Ein besonders alarmierendes Beispiel zeigt, welche Folgen die Rückstände von Verhütungspillen haben können: Bei einigen Fischpopulationen hätten diese laut Studie zu einer Veränderung des Geschlechts geführt. Männliche Fische würden demnach weibliche Organe entwickeln, was wiederum einen Rückgang der Populationen und lokale Aussterbeereignisse nach sich gezogen hätte.
Diese Erkenntnisse lassen den Forscher*innen zufolge darauf schliessen, dass pharmazeutische Abfälle erhebliche Konsequenzen für die Tierwelt haben und möglicherweise unbeabsichtigte Folgen für den Menschen mit sich bringen könnten. Auch deshalb fordern die Autor*innen die pharmazeutische Industrie dringend auf, Medikamente umweltfreundlicher zu gestalten.
Falsche Entsorgung und menschliche Ausscheidungen
Doch wie gelangen die Medikamente und Drogen überhaupt in die Fauna? «Aktive pharmazeutische Wirkstoffe sind in Wasserwegen weltweit zu finden, auch in Organismen, die wir essen könnten», erklärt Michael Bertram, einer der Autoren und Assistenzprofessor an der Swedish University Of Agricultural Science, im «Guardian». Es handele sich um ein Problem, das in den letzten Jahrzehnten immer deutlicher geworden sei und mehr Aufmerksamkeit verdiene.
Es gäbe Bertram zufolge mehrere Wege, wie diese Chemikalien in die Umwelt gelangen: Eine Möglichkeit sei die unzureichende Entsorgung von pharmazeutischen Abfällen, die bei der Herstellung freigesetzt werden. Eine andere ist die Nutzung durch den Menschen. «Wenn jemand eine Pille nimmt, wird nicht das gesamte Medikament im Körper abgebaut und gelangt so über unsere Ausscheidungen direkt in die Umwelt», zitiert die britische Zeitung den Wissenschaftler.
Zu den Substanzen, die in die Ökosysteme gelangen können, zählen insbesondere Koffein, Anti-Angst-Medikamente, Antidepressiva und Antipsychotika sowie illegale Drogen wie Kokain und Methamphetamin. Ein weiteres Beispiel ist das entzündungshemmende Medikament Diclofenac, das in Südasien Rindern verabreicht wurde und dort bereits zu einer bedenkenswerten Kettenreaktion im Ökosystem führte.
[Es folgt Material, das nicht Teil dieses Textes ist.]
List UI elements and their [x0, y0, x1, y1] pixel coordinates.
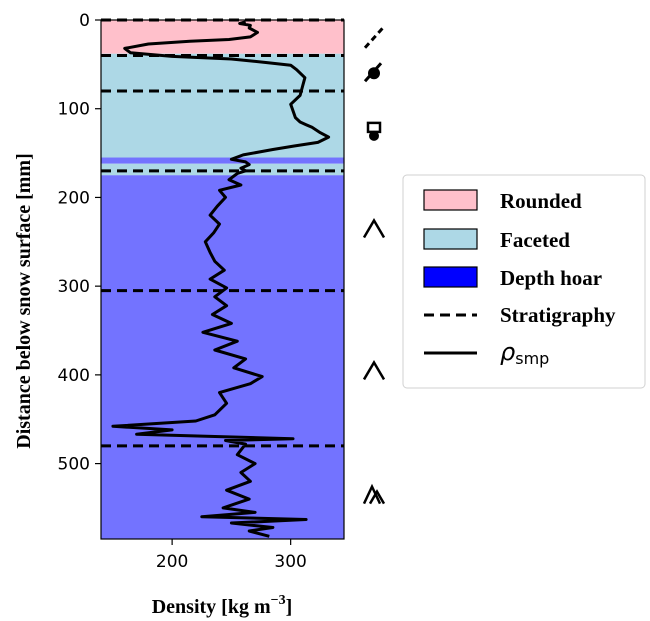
x-axis-label: Density [kg m−3]	[152, 593, 293, 618]
y-axis-ticks: 0 100 200 300 400 500	[58, 11, 101, 475]
legend-label-rounded: Rounded	[500, 189, 582, 213]
legend-swatch-rounded	[423, 189, 478, 211]
legend-label-faceted: Faceted	[500, 228, 570, 252]
x-tick-label: 300	[274, 552, 306, 572]
plot-frame	[100, 19, 345, 540]
legend-label-depth-hoar: Depth hoar	[500, 266, 602, 290]
legend-label-stratigraphy: Stratigraphy	[500, 303, 616, 327]
layer-band-rounded	[101, 20, 344, 54]
box-dot-icon	[366, 121, 382, 141]
y-tick-label: 400	[58, 366, 90, 386]
x-tick-label: 200	[156, 552, 188, 572]
slash-dash-icon	[363, 26, 385, 49]
y-tick-label: 200	[58, 188, 90, 208]
y-tick-label: 500	[58, 455, 90, 475]
layer-band-depth-hoar	[101, 175, 344, 539]
double-caret-icon	[362, 483, 386, 505]
legend: Rounded Faceted Depth hoar Stratigraphy …	[402, 174, 646, 389]
caret-icon	[362, 218, 386, 239]
caret-icon	[362, 359, 386, 381]
y-tick-label: 100	[58, 100, 90, 120]
legend-frame	[402, 174, 646, 389]
legend-label-density: ρsmp	[500, 338, 549, 368]
density-series-line	[111, 20, 331, 538]
y-tick-label: 300	[58, 277, 90, 297]
legend-swatch-depth-hoar	[423, 266, 478, 288]
dot-slash-icon	[363, 62, 383, 83]
y-tick-label: 0	[79, 11, 90, 31]
grain-symbols	[362, 26, 386, 505]
layer-band-faceted	[101, 53, 344, 158]
layer-bands	[101, 20, 344, 539]
legend-swatch-faceted	[423, 228, 478, 250]
layer-band-depth-hoar	[101, 157, 344, 164]
x-axis-ticks: 200 300	[156, 539, 307, 572]
y-axis-label: Distance below snow surface [mm]	[13, 153, 35, 449]
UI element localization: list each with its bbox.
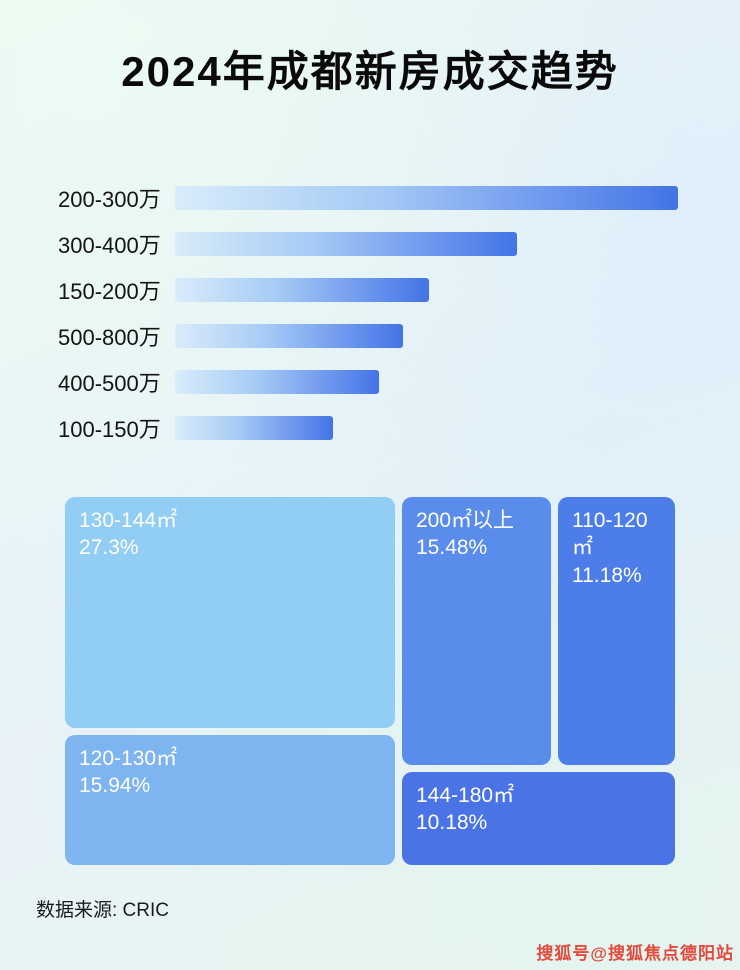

Weil sich Geier oft von den Rinderkadavern ernährten, kam es aufgrund der Kontamination mit dem Medikament in Indien zwischen 1992 und 2007 zu einem Rückgang der Geierpopulation um mehr als 97 Prozent. Dies wiederum veranlasste einen Anstieg der Tollwutfälle, da Hunde, die sich von den nicht mehr von Vögeln gefressenen Kadavern ernährten, vermehrt infiziert wurden.
Forderung nach «grüneren» Medikamenten
Besorgniserregend sei der Studie zufolge, dass genau jene Eigenschaften von Arzneimitteln, die zur besseren Wirkung bei Patient*innen beitrügen, sie auch zu besonders gefährlichen Umweltverschmutzern machten. Schliesslich seien Medikamente darauf ausgelegt, bereits in geringen Dosen biologische Wirkungen zu entfalten.
Die Forschenden betonen in ihrer Studie auch, dass die Verschmutzung durch aktive pharmazeutische Wirkstoffe vor dem Hintergrund anderer Bedrohungen der Biodiversität wie der Klimakrise, der Zerstörung von Lebensräumen und des übermässigen Konsums stattfinde. In der Konsequenz präsentieren die Autor*innen nicht nur ihre Studienergebnisse, sondern ziehen daraus auch Schlüsse – und stellen Forderungen.
So solle die Arzneimittelproduktion und der Zyklus von Medikamenten reformiert werden, um deren Auswirkungen auf die Ökosysteme zu begrenzen. Apotheker*innen, Ärzt*innen, Pflegende und Tierärzt*innen sollten über die potenziellen Umweltauswirkungen von Medikamenten geschult werden. Vor allem aber fordern die Forscher*innen, dass Medikamente so gestaltet werden, dass sie nach der Anwendung leichter abgebaut werden. Nicht umsonst lautet bereits der Titel der Studie sinngemäss übersetzt: «Die dringende Notwendigkeit, grünere Medikamente zu entwickeln».